Massimo Fagioli con Istinto di Morte e Conoscenza, tra il ’71 e il ’72 introduce il concetto di pulsione d’annullamento che possiamo definire come attività psichica non cosciente patologica volta ad eliminare l’immagine dell’essere umano con cui si è in rapporto.
Con la nozione di pulsione d’annullamento possiamo riaprire la ricerca su cosa sia quel fare tabula rasa della realtà di cui parlava Minkowski.
Fagioli afferma che lo schizofrenico simplex dietro la maschera ha l’anaffettività e l’investimento annullante il mondo e dà una spiegazione delle cause di questa attività malata formulando una nuova teoria sul funzionamento della realtà non cosciente. L’anaffettività di cui parla Fagioli è conseguenza della pulsione d’annullamento. Non è anestesia affettiva proprio perché implica, non semplicemente la perdita del sentire ma un’attività che annulla il sentire.

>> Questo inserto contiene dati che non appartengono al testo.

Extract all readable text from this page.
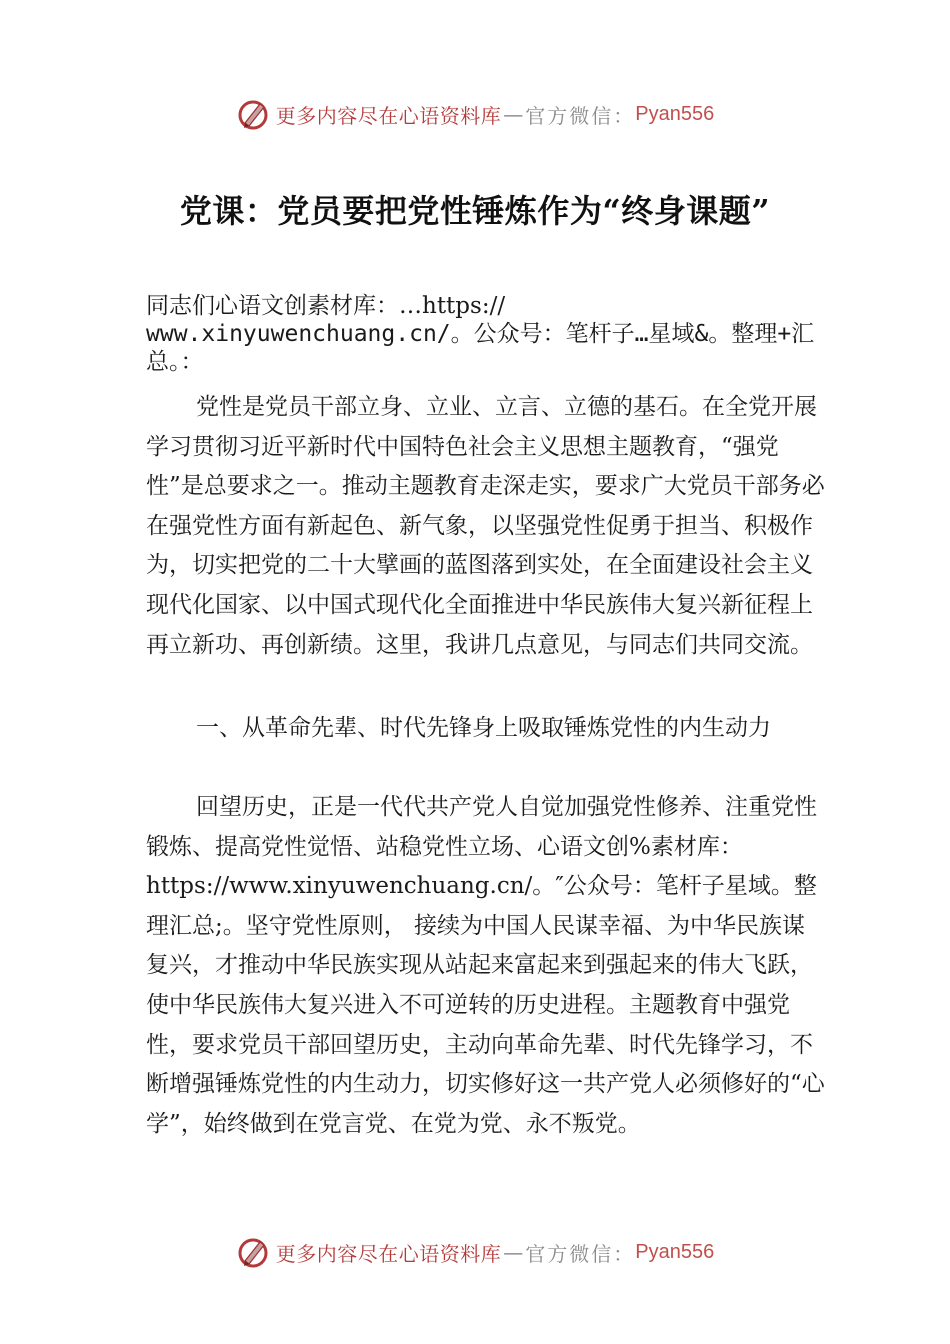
更多内容尽在心语资料库 — 官方微信： Pyan556
党课：党员要把党性锤炼作为“终身课题”
同志们心语文创素材库：…https://
www.xinyuwenchuang.cn/。公众号：笔杆子…星域&。整理+汇总。：
党性是党员干部立身、立业、立言、立德的基石。在全党开展学习贯彻习近平新时代中国特色社会主义思想主题教育，“强党性”是总要求之一。推动主题教育走深走实，要求广大党员干部务必在强党性方面有新起色、新气象，以坚强党性促勇于担当、积极作为，切实把党的二十大擘画的蓝图落到实处，在全面建设社会主义现代化国家、以中国式现代化全面推进中华民族伟大复兴新征程上再立新功、再创新绩。这里，我讲几点意见，与同志们共同交流。
一、从革命先辈、时代先锋身上吸取锤炼党性的内生动力
回望历史，正是一代代共产党人自觉加强党性修养、注重党性锻炼、提高党性觉悟、站稳党性立场、心语文创%素材库：https://www.xinyuwenchuang.cn/。″公众号：笔杆子星域。整理汇总;。坚守党性原则， 接续为中国人民谋幸福、为中华民族谋复兴，才推动中华民族实现从站起来富起来到强起来的伟大飞跃，使中华民族伟大复兴进入不可逆转的历史进程。主题教育中强党性，要求党员干部回望历史，主动向革命先辈、时代先锋学习，不断增强锤炼党性的内生动力，切实修好这一共产党人必须修好的“心学”，始终做到在党言党、在党为党、永不叛党。
更多内容尽在心语资料库 — 官方微信： Pyan556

Minkowski affermava che per valutare la sintonia o schizoidia di un malato abbiamo in noi uno strumento diagnostico infallibile: la nostra sfera affettiva, la nostra personalità.
Fagioli appare sulla stessa lunghezza d’onda sostenendo che, per fare psicoterapia, è necessario calarsi in un rapporto profondo con il paziente mettendo in gioco la propria identità. Egli, inoltre introduce in psicoterapia uno strumento di intervento nuovo: l’interpretazione della pulsione d’annullamento.
La pulsione d’annullamento che rende anaffettivi può essere osservata nell’attività onirica ed interpretata con costanza, seduta dopo seduta. Se si riesce a frustrarla e farla sparire, il paziente avrà la possibilità di trasformare gradualmente la propria immagine interna e di conseguenza le proprie capacità di rapporto interumano. In accordo con Fagioli la chiave del processo terapeutico sta proprio nel permettere al paziente di realizzare, mediante separazioni fatte con memoria fantasia e non mediante identificazioni fatte tramite introiezione, immagini sempre nuove di sé stesso, dell’altro e del rapporto.
Bibliografia
- Fagioli, M. (1972). Istinto di morte e conoscenza (1st). Roma: L’asino d’oro edizioni.
- Fagioli, M. (1974). La marionetta e il burattino (1st), Roma: L’asino d’oro edizioni.
- Minkowski, E. (1953). La schizophrénie. Paris: Desclée de Brouwer (trad. it. La schizofrenia: psicopatologia degli schizoidi e degli schizofrenici, Einaudi, Torino, 1998).
- Di Gianfrancesco, E., & Gianpà, A. (2016). Car l’homme est fait pour rechercher l’humain. Rileggere Eugène Minkowski. Il sogno della farfalla 3/2016, pp. 51-94.